Çağlar Arlı      -    19 Views

Why can an expired certificate be used to sign a JAR file?

How does a timestamp prevent use of a leaked expired certificate to sign a malignant executable?

If it is supposedly fine to share or leak expired certificates then why is it safe to allow use of such certificate to sign code if the signature is timestamped? Should not verification reject all signatures that were created after the certificate is expired?

Here is a sample message from jarsigner, that confused me:

$ jarsigner -verify -verbose -certs xxx.jar
...
 [entry was signed on 2/1/24, 1:15 PM]
...
jar verified.
Warning: 
This jar contains entries whose signer certificate has expired.
The signer certificate expired on 2024-01-01. However, the JAR will be valid until the timestamp expires on 2031-11-01.

jarsigner -verify does fail when used with -strict argument, but the message implies that it has nothing to do with timestamp.

I envision a following scenario where timestamping signatures of expired certificates does nothing useful.
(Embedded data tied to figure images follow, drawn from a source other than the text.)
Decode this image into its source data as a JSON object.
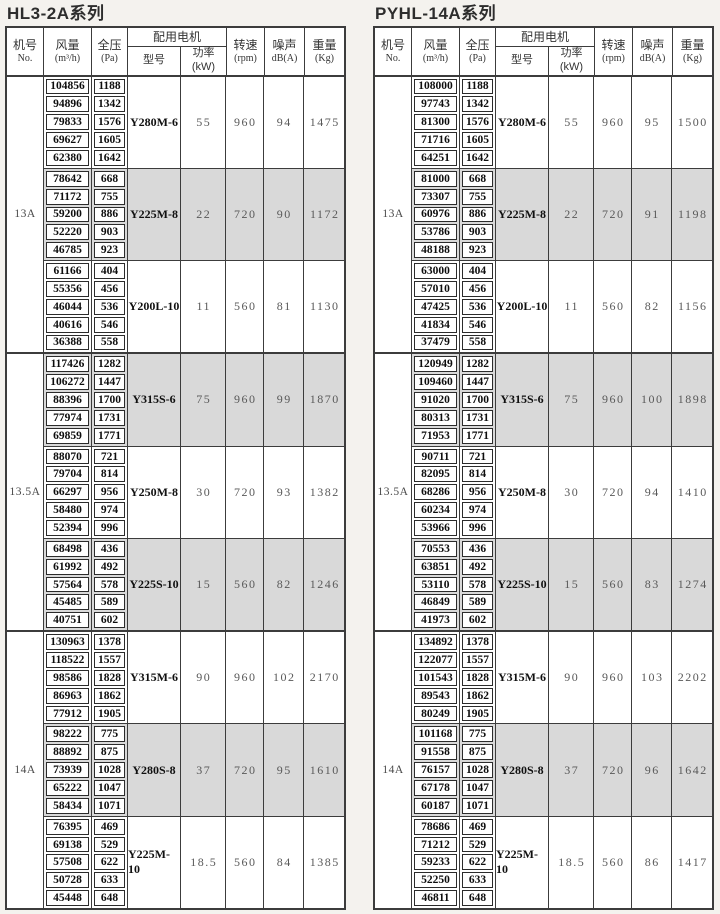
{
  "colors": {
    "band_gray": "#d9d9d9",
    "cell_white": "#ffffff",
    "line": "#3c3c3c"
  },
  "columns": {
    "no": [
      "机号",
      "No."
    ],
    "flow": [
      "风量",
      "(m³/h)"
    ],
    "pres": [
      "全压",
      "(Pa)"
    ],
    "motor": "配用电机",
    "model": "型号",
    "power": "功率(kW)",
    "rpm": [
      "转速",
      "(rpm)"
    ],
    "noise": [
      "噪声",
      "dB(A)"
    ],
    "weight": [
      "重量",
      "(Kg)"
    ]
  },
  "tables": [
    {
      "title": "HL3-2A系列",
      "sections": [
        {
          "model": "13A",
          "groups": [
            {
              "shaded": false,
              "flow": [
                "104856",
                "94896",
                "79833",
                "69627",
                "62380"
              ],
              "pressure": [
                "1188",
                "1342",
                "1576",
                "1605",
                "1642"
              ],
              "motor": "Y280M-6",
              "power": "55",
              "rpm": "960",
              "noise": "94",
              "weight": "1475"
            },
            {
              "shaded": true,
              "flow": [
                "78642",
                "71172",
                "59200",
                "52220",
                "46785"
              ],
              "pressure": [
                "668",
                "755",
                "886",
                "903",
                "923"
              ],
              "motor": "Y225M-8",
              "power": "22",
              "rpm": "720",
              "noise": "90",
              "weight": "1172"
            },
            {
              "shaded": false,
              "flow": [
                "61166",
                "55356",
                "46044",
                "40616",
                "36388"
              ],
              "pressure": [
                "404",
                "456",
                "536",
                "546",
                "558"
              ],
              "motor": "Y200L-10",
              "power": "11",
              "rpm": "560",
              "noise": "81",
              "weight": "1130"
            }
          ]
        },
        {
          "model": "13.5A",
          "groups": [
            {
              "shaded": true,
              "flow": [
                "117426",
                "106272",
                "88396",
                "77974",
                "69859"
              ],
              "pressure": [
                "1282",
                "1447",
                "1700",
                "1731",
                "1771"
              ],
              "motor": "Y315S-6",
              "power": "75",
              "rpm": "960",
              "noise": "99",
              "weight": "1870"
            },
            {
              "shaded": false,
              "flow": [
                "88070",
                "79704",
                "66297",
                "58480",
                "52394"
              ],
              "pressure": [
                "721",
                "814",
                "956",
                "974",
                "996"
              ],
              "motor": "Y250M-8",
              "power": "30",
              "rpm": "720",
              "noise": "93",
              "weight": "1382"
            },
            {
              "shaded": true,
              "flow": [
                "68498",
                "61992",
                "57564",
                "45485",
                "40751"
              ],
              "pressure": [
                "436",
                "492",
                "578",
                "589",
                "602"
              ],
              "motor": "Y225S-10",
              "power": "15",
              "rpm": "560",
              "noise": "82",
              "weight": "1246"
            }
          ]
        },
        {
          "model": "14A",
          "groups": [
            {
              "shaded": false,
              "flow": [
                "130963",
                "118522",
                "98586",
                "86963",
                "77912"
              ],
              "pressure": [
                "1378",
                "1557",
                "1828",
                "1862",
                "1905"
              ],
              "motor": "Y315M-6",
              "power": "90",
              "rpm": "960",
              "noise": "102",
              "weight": "2170"
            },
            {
              "shaded": true,
              "flow": [
                "98222",
                "88892",
                "73939",
                "65222",
                "58434"
              ],
              "pressure": [
                "775",
                "875",
                "1028",
                "1047",
                "1071"
              ],
              "motor": "Y280S-8",
              "power": "37",
              "rpm": "720",
              "noise": "95",
              "weight": "1610"
            },
            {
              "shaded": false,
              "flow": [
                "76395",
                "69138",
                "57508",
                "50728",
                "45448"
              ],
              "pressure": [
                "469",
                "529",
                "622",
                "633",
                "648"
              ],
              "motor": "Y225M-10",
              "power": "18.5",
              "rpm": "560",
              "noise": "84",
              "weight": "1385"
            }
          ]
        }
      ]
    },
    {
      "title": "PYHL-14A系列",
      "sections": [
        {
          "model": "13A",
          "groups": [
            {
              "shaded": false,
              "flow": [
                "108000",
                "97743",
                "81300",
                "71716",
                "64251"
              ],
              "pressure": [
                "1188",
                "1342",
                "1576",
                "1605",
                "1642"
              ],
              "motor": "Y280M-6",
              "power": "55",
              "rpm": "960",
              "noise": "95",
              "weight": "1500"
            },
            {
              "shaded": true,
              "flow": [
                "81000",
                "73307",
                "60976",
                "53786",
                "48188"
              ],
              "pressure": [
                "668",
                "755",
                "886",
                "903",
                "923"
              ],
              "motor": "Y225M-8",
              "power": "22",
              "rpm": "720",
              "noise": "91",
              "weight": "1198"
            },
            {
              "shaded": false,
              "flow": [
                "63000",
                "57010",
                "47425",
                "41834",
                "37479"
              ],
              "pressure": [
                "404",
                "456",
                "536",
                "546",
                "558"
              ],
              "motor": "Y200L-10",
              "power": "11",
              "rpm": "560",
              "noise": "82",
              "weight": "1156"
            }
          ]
        },
        {
          "model": "13.5A",
          "groups": [
            {
              "shaded": true,
              "flow": [
                "120949",
                "109460",
                "91020",
                "80313",
                "71953"
              ],
              "pressure": [
                "1282",
                "1447",
                "1700",
                "1731",
                "1771"
              ],
              "motor": "Y315S-6",
              "power": "75",
              "rpm": "960",
              "noise": "100",
              "weight": "1898"
            },
            {
              "shaded": false,
              "flow": [
                "90711",
                "82095",
                "68286",
                "60234",
                "53966"
              ],
              "pressure": [
                "721",
                "814",
                "956",
                "974",
                "996"
              ],
              "motor": "Y250M-8",
              "power": "30",
              "rpm": "720",
              "noise": "94",
              "weight": "1410"
            },
            {
              "shaded": true,
              "flow": [
                "70553",
                "63851",
                "53110",
                "46849",
                "41973"
              ],
              "pressure": [
                "436",
                "492",
                "578",
                "589",
                "602"
              ],
              "motor": "Y225S-10",
              "power": "15",
              "rpm": "560",
              "noise": "83",
              "weight": "1274"
            }
          ]
        },
        {
          "model": "14A",
          "groups": [
            {
              "shaded": false,
              "flow": [
                "134892",
                "122077",
                "101543",
                "89543",
                "80249"
              ],
              "pressure": [
                "1378",
                "1557",
                "1828",
                "1862",
                "1905"
              ],
              "motor": "Y315M-6",
              "power": "90",
              "rpm": "960",
              "noise": "103",
              "weight": "2202"
            },
            {
              "shaded": true,
              "flow": [
                "101168",
                "91558",
                "76157",
                "67178",
                "60187"
              ],
              "pressure": [
                "775",
                "875",
                "1028",
                "1047",
                "1071"
              ],
              "motor": "Y280S-8",
              "power": "37",
              "rpm": "720",
              "noise": "96",
              "weight": "1642"
            },
            {
              "shaded": false,
              "flow": [
                "78686",
                "71212",
                "59233",
                "52250",
                "46811"
              ],
              "pressure": [
                "469",
                "529",
                "622",
                "633",
                "648"
              ],
              "motor": "Y225M-10",
              "power": "18.5",
              "rpm": "560",
              "noise": "86",
              "weight": "1417"
            }
          ]
        }
      ]
    }
  ]
}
  • Alice purchases a certificate from a recognized CA.
  • Alice works with certificate until it is expired.
  • Alice considers expired certificate to be harmless
  • Alice relaxes security of the certificate handling and leaks the private key
  • Chad uses leaked certificate to sign malignant code with a public timestamping service
  • Bob verifies the signed code (with a jarsigner?) and sees:
    • The certificate is expired
    • But the signature has a timestamp
    • As timestamp is valid, he ignores the signing date
  • Bob assumes Alice has produced the code
  • Bob uses the malignant JAR and takes damages

To my understanding, either certificate expiration date should be absolute (all signing should be done before expiration) or all expired certificates have to revoked (which is ridiculously expensive).

Why is neither the case?

UPDATE: A lot of comments imply that is is impossible to sign code with an expired certificate. Please note, that output of jarsigner (verbose) verification lists a date of expiration and a later date of signing, proving that is possible. This question is specifically "why is it possible given security implications?" and not "is it possible?".